O outro ponto importante aparece na parte final do poema, que contrasta as atitudes e os destinos daqueles que reconheceram em Cristo o fundamento de sua esperança e de suas aspirações mais nobres com a dos que se fizeram seus inimigos. Muitas pessoas hoje em dia suprimiriam, se pudessem, essa porção nada agradável da mensagem cristã. Mas quando nós, cristãos, apregoamos essa parte juntamente com o resto, não o fazemos em tom de arrogância, e tampouco de ameaça, mas sim como o simples reconhecimento de um fato. O sábio Simeão estava certo quando, antecipando as palavras do próprio Senhor, declarou que o menino que tinha nos braços estava destinado "tanto para ruína como para levantamento de muitos". O retorno de Cristo em poder não será agradável aos que não honraram sua primeira vinda, realizada em fraqueza. Compreende-se o motivo pelo qual, no culto de Natal de que participei ontem, na minha igreja em São Carlos, o pregador (o tão querido reverendo Naor) afirmou que só quem teve seu encontro com o Senhor Jesus tem bons motivos para celebrar seu nascimento. Não obstante, muitas pessoas que não tiveram essa experiência pessoal com Deus usufruíram e continuarão a usufruir as bênçãos menores que ela trouxe à humanidade, mesmo que sejam bênçãos tão corriqueiras quanto um feriado alegre na companhia de pessoas queridas. Como disse o padre Antônio Vieira em um de seus mais famosos sermões, a Palavra de Deus faz efeito mesmo quando não frutifica.

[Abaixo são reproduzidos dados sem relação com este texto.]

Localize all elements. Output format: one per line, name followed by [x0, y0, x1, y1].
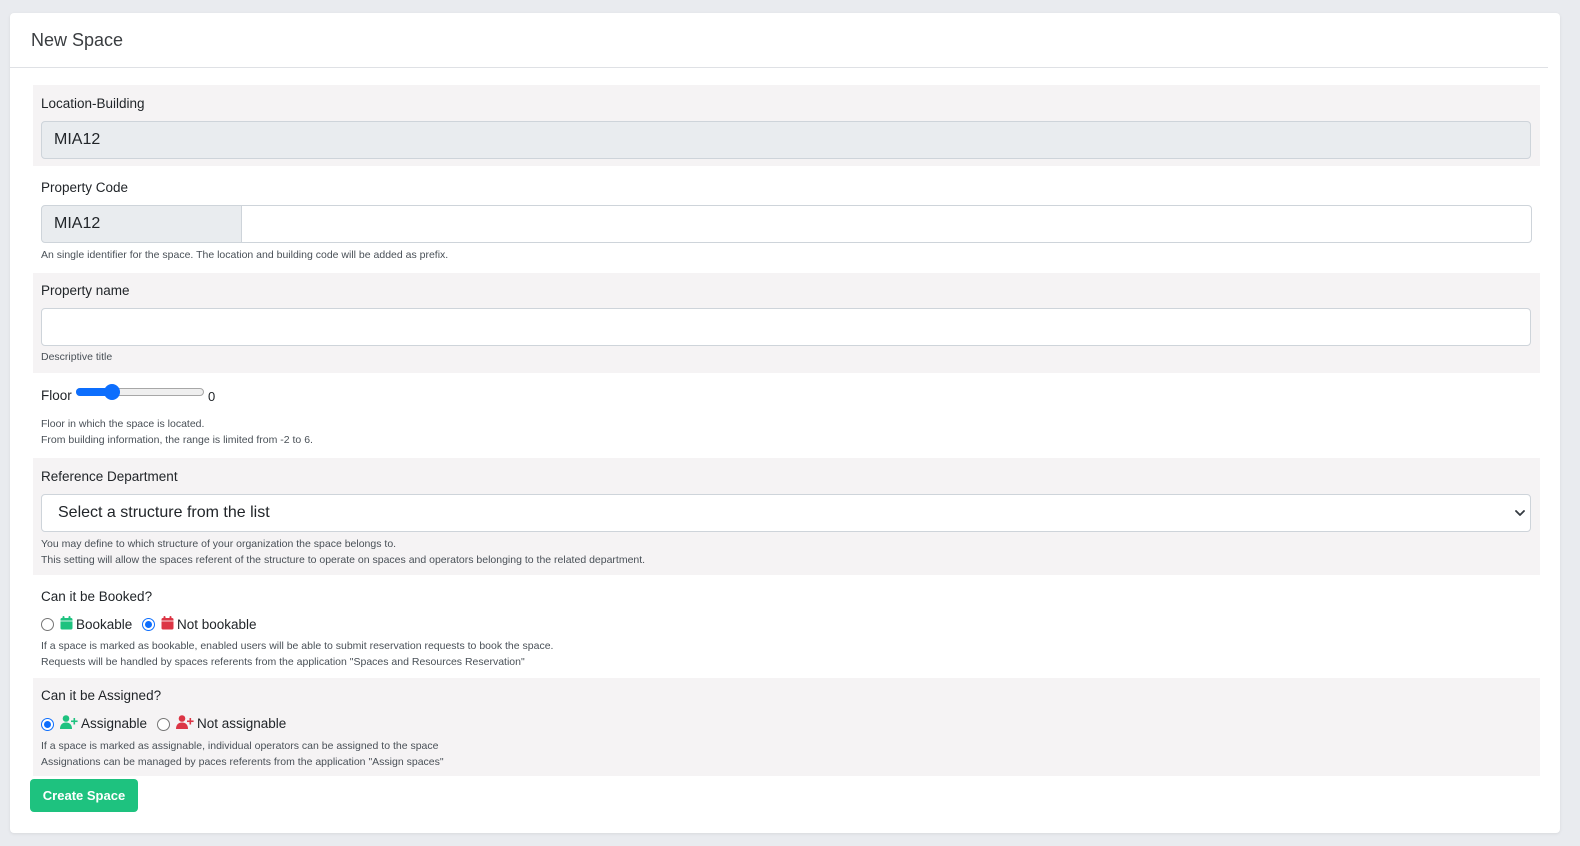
property-name-section: Property name Descriptive title	[33, 273, 1540, 373]
card-header: New Space	[10, 13, 1548, 68]
calendar-icon	[60, 616, 73, 630]
booking-help-line2: Requests will be handled by spaces refer…	[41, 656, 525, 668]
assignment-help-line2: Assignations can be managed by paces ref…	[41, 756, 444, 768]
floor-section: Floor 0 Floor in which the space is loca…	[33, 373, 1540, 458]
location-building-section: Location-Building MIA12	[33, 85, 1540, 166]
property-code-prefix: MIA12	[41, 205, 242, 243]
floor-slider[interactable]	[76, 384, 204, 400]
calendar-icon	[161, 616, 174, 630]
reference-department-section: Reference Department Select a structure …	[33, 458, 1540, 575]
floor-label: Floor	[41, 388, 72, 403]
chevron-down-icon	[1515, 510, 1525, 516]
not-assignable-option-label[interactable]: Not assignable	[197, 716, 286, 731]
assignable-radio[interactable]	[41, 718, 54, 731]
reference-department-label: Reference Department	[41, 469, 178, 484]
assignment-label: Can it be Assigned?	[41, 688, 162, 703]
reference-department-select[interactable]: Select a structure from the list	[41, 494, 1531, 532]
assignment-help-line1: If a space is marked as assignable, indi…	[41, 740, 439, 752]
location-building-field: MIA12	[41, 121, 1531, 159]
user-plus-icon	[176, 715, 194, 729]
reference-department-help-line1: You may define to which structure of you…	[41, 538, 397, 550]
reference-department-selected: Select a structure from the list	[58, 504, 270, 521]
property-code-help: An single identifier for the space. The …	[41, 249, 449, 261]
reference-department-help-line2: This setting will allow the spaces refer…	[41, 554, 646, 566]
not-bookable-radio[interactable]	[142, 618, 155, 631]
floor-help-line2: From building information, the range is …	[41, 434, 313, 446]
create-space-button[interactable]: Create Space	[30, 779, 138, 812]
page-title: New Space	[31, 30, 124, 50]
property-code-section: Property Code MIA12 An single identifier…	[33, 166, 1540, 273]
assignment-section: Can it be Assigned? Assignable Not assig…	[33, 678, 1540, 776]
property-name-label: Property name	[41, 283, 130, 298]
new-space-card: New Space Location-Building MIA12 Proper…	[10, 13, 1560, 833]
not-assignable-radio[interactable]	[157, 718, 170, 731]
booking-help-line1: If a space is marked as bookable, enable…	[41, 640, 554, 652]
floor-value: 0	[208, 389, 216, 404]
bookable-option-label[interactable]: Bookable	[76, 617, 132, 632]
assignable-option-label[interactable]: Assignable	[81, 716, 147, 731]
location-building-label: Location-Building	[41, 96, 145, 111]
user-plus-icon	[60, 715, 78, 729]
property-code-label: Property Code	[41, 180, 129, 195]
not-bookable-option-label[interactable]: Not bookable	[177, 617, 257, 632]
property-name-help: Descriptive title	[41, 351, 113, 363]
property-name-input[interactable]	[41, 308, 1531, 346]
floor-slider-thumb[interactable]	[104, 384, 120, 400]
bookable-radio[interactable]	[41, 618, 54, 631]
booking-section: Can it be Booked? Bookable Not bookable …	[33, 575, 1540, 678]
booking-label: Can it be Booked?	[41, 589, 153, 604]
property-code-input[interactable]	[241, 205, 1532, 243]
floor-help-line1: Floor in which the space is located.	[41, 418, 205, 430]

Sendo assim, desejo que o Divino Aniversariante, que é a própria Palavra encarnada de Deus, conceda a cada um dos leitores a graça de sua própria presença, que é a melhor coisa que existe, assim como o discernimento necessário para o reconhecimento desse fato. Feliz Natal a todos!

O esperado

Quando Ele vier,
Deus prometeu,
esmagará a cabeça da serpente,
destruirá o mal.

Quando Ele vier,
disseram os profetas,
servirá de refúgio contra a tempestade,
de esconderijo contra o vendaval.

Quando Ele vier,
cantaram os poetas,
terá as nações como herança,
e as extremidades da terra Ele receberá.

Quando Ele vier,
sonhavam os oprimidos,
não apagará a torcida que fumega,
a cana quebrada não esmagará.

Quando Ele vier,
esperava o mundo inteiro,
será Luz dos gentios,
no deserto bravio, uma nova canção,
com lagos e fontes
e, nos vales e montes, paz e união.

Mas quando Ele veio,
sem trono, sem exército,
sem ouro, sem rumor,
nada mais que um Menino,
decepcionou a muitos,
a todos que esperavam um real Senhor.

É certo que os anjos cantaram
e que uma estrela diferente atravessou o espaço,
mas os homens estavam muito ocupados na terra,
para olhar o céu.

Poucos.
Muito poucos O reconheceram.

A estrela percorreu o seu caminho
e desapareceu no tempo;
os anjos terminaram seu canto
e voltaram ao céu.

Só o Menino ficou.
Para crescer e para amar.
Para compreender e lançar os alicerces
do seu incompreendido reino da Paz.

Ficou para morrer.

Para dividir os homens em dois grupos,
nas duas paralelas que atravessam a História
para só se encontrarem
no grande dia da volta,
ajoelhados diante dele.

Quando os simples,
os que olharam o céu
e reconheceram a Estrela;
que ouviram o canto dos anjos
e aceitaram a mensagem,
repetirão seu hino de alegria e gratidão:

"Glória, glória, aleluia,
vencendo vem Jesus!"

Quando os outros,
os que não creram
e não O aceitaram,
erguerão seu alucinante grito de socorro,
sua desesperada e tardia
profissão de fé:

"Eras Tu, Jesus, e não Te recebemos."